A Diretora Regional dos Recursos Florestais anunciou que já foi remetida aos sindicatos a proposta de revisão da carreira de guarda florestal nos Açores, para efeitos de negociação coletiva, acrescentando que foi dado, hoje, “mais um passo neste processo, com a fase de consulta do Sindicato dos Trabalhadores da Administração Pública (SINTAP) e do Sindicato dos Trabalhadores em Funções Públicas e Sociais do Sul e Regiões Autónomas (STFPSSA) durante um prazo de 30 dias”.
Anabela Isidoro adiantou ainda que, em breve, será publicado em Jornal Oficial o mesmo documento para apreciação pública.
A revisão da carreira de guarda florestal nos Açores consta da proposta de diploma que aprova a orgânica da Secretaria Regional da Agricultura e Florestas.
Anabela Isidoro destacou que os guardas florestais são profissionais essenciais para pôr em prática a estratégia de gestão responsável e sustentável da floresta, uma vez que estão diariamente no terreno, sendo responsáveis “pela preservação, acompanhamento de trabalhos de reflorestação, levantamento de autos de notícia por infrações e fiscalização das questões ligadas à caça”, sublinhando, ainda, que aqueles “profissionais têm um papel central ao nível da preservação, fiscalização, defesa e evolução da floresta dos Açores”.

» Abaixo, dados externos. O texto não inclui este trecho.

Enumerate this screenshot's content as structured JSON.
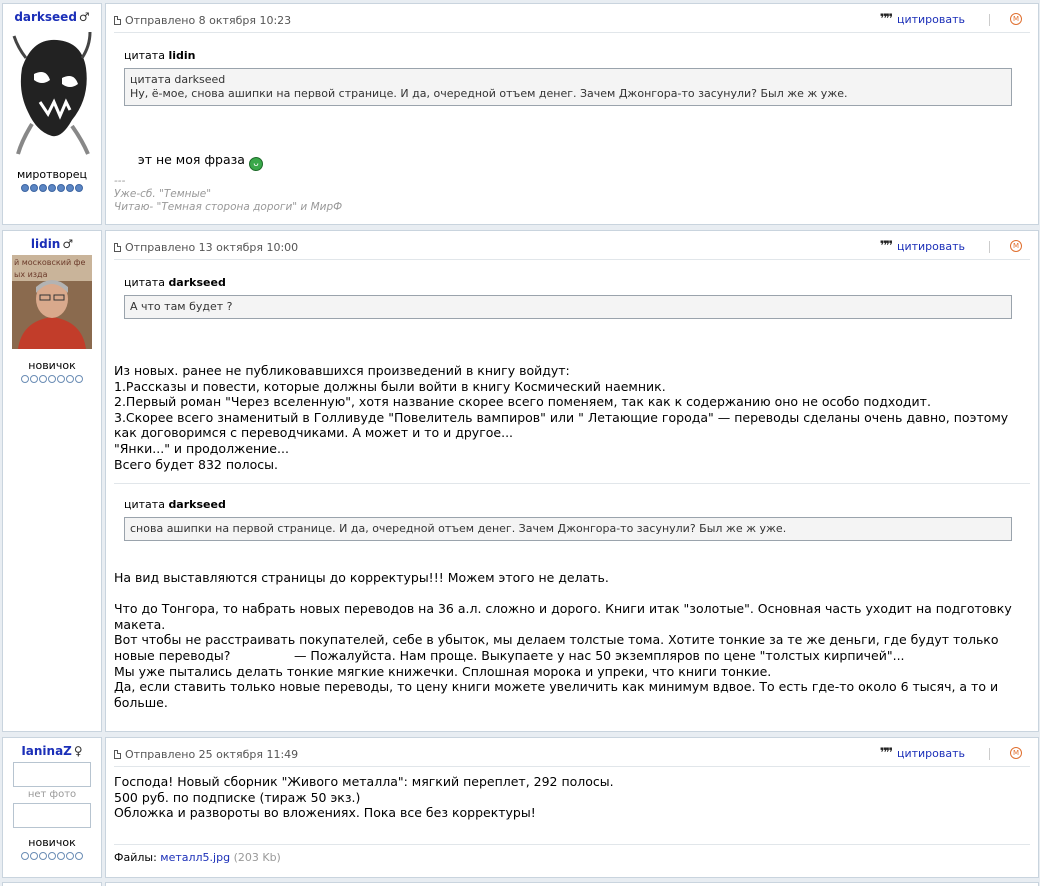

Este ano, o Governo Regional reforçou o número de guardas florestais no arquipélago com a entrada de 12 novos elementos, o que corresponde a uma renovação geracional de quase 19% nesta classe profissional.
Com a entrada ao serviço destes novos profissionais, os Açores passam a contar com 65 guardas florestais, sendo 54 homens e 11 mulheres, com uma média etária de 42 anos.
A carreira profissional de guarda florestal foi iniciada no arquipélago em 1948, aquando da instalação dos Serviços Florestais na Região, com o objetivo de implementar a lei que submetia ao regime florestal os baldios mais adequados para a cultura florestal.